Exploring Chicago During Spring Break
Chicago is divided into 4 major areas: Downtown, North, West and South. These areas are in turn divided into 77 unique and vibrant neighborhoods that are well worth visiting.
Roosevelt University is located right in the heart of Chicago near such famous attractions as Millennium Park, the Bean and the Art Institute of Chicago. Chances are that you will spend most of your time during the semester in Downtown. Spring break starts in just a few days, so take this opportunity to explore new neighborhoods in Chicago that you have never visited before. All 77 neighborhoods of Chicago offer unique options in terms of dining, sightseeing and simply walking around. Take a look below to see what you can do in each area.

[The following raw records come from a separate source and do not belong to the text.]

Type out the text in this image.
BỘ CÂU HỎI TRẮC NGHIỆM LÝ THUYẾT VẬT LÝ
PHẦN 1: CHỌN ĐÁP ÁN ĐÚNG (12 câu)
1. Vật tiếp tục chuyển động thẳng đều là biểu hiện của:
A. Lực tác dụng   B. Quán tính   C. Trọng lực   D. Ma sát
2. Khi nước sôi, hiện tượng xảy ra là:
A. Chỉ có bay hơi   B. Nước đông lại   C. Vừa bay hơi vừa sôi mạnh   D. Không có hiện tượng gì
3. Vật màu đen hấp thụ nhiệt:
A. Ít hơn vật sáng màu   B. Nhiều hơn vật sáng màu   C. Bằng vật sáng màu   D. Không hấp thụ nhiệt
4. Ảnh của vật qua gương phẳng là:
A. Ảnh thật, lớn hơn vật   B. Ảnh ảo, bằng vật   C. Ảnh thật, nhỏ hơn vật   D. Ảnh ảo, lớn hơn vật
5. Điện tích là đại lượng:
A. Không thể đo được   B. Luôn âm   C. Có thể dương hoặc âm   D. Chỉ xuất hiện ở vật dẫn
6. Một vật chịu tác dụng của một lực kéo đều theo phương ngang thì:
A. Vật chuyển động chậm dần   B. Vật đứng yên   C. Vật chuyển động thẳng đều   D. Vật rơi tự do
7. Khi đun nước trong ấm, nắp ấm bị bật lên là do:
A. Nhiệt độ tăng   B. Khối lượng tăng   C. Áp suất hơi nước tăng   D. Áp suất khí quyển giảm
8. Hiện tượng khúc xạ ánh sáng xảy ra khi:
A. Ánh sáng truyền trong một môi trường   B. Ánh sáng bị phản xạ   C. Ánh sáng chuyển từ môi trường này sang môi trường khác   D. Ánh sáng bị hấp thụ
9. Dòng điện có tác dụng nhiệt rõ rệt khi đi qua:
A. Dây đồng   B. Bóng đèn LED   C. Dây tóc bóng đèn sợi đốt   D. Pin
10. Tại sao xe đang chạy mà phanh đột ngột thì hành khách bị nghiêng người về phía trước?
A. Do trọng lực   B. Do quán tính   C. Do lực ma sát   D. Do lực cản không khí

Downtown Chicago is home to many famous museums and some of the world’s most iconic buildings, such as Willis Tower, John Hancock Center, Crain Communications Building and Marina Towers. If you have never taken the Chicago Architecture Foundation River Cruise, make sure to do so during this year’s spring break. It is considered to be one of the top 10 tours in the US!
In addition to many attractions of Downtown Chicago, next week you will be able to witness another fun event. Every year in honor of St. Patrick’s Day Chicago dyes the river green. This year it will be on March 11th so make sure to mark your calendars and go to Chicago Riverwalk to view it.
North Side Chicago is famous for its baseball games in Wrigleyville and boutique shopping in Wicker Park/Bucktown. You can also catch a comedy show in Old Town or listen to live jazz in Uptown neighborhood. In Lincoln Park, also called City in a Garden, you can stroll down tree-lined streets and view historic churches and brick row houses. Each neighborhood of North Side Chicago has something unique to offer.
West Side Chicago is a melting pot of many different cultures – Puerto Rican, Greek, Mexican, Chinese and many others. Naturally, this is the neighborhood where you will find the most diverse food culture in Chicago. Spend a day exploring ethnic restaurants and specialty shops, and you will feel like you have gone away on a vacation! Pilsen, one of West Side’s neighborhoods, has been a port of entry for immigrants for over 150 years. It is a great place to do offbeat vintage shopping, sip coffee in independent coffee shops and enjoy the diversity of the city.
South Side is the largest in size borough of Chicago and it has a long cultural history. South Side’s neighborhoods attract many visitors. Monuments and public art in Bronzeville pay tribute to The Great Migration, a long-term movement of African Americans from the South of the US to the urban North in 1920-1970. The Bridgeport neighborhood is the birthplace and home to five Chicago mayors, and Hyde Park neighborhood hosted the Chicago’s World Fair in 1893 and remains of deep historical and social importance.
As you can see, there are plenty of things to do around Chicago. Take this opportunity to explore the city where you are currently living and studying to better understand its history and culture. Enjoy your spring break!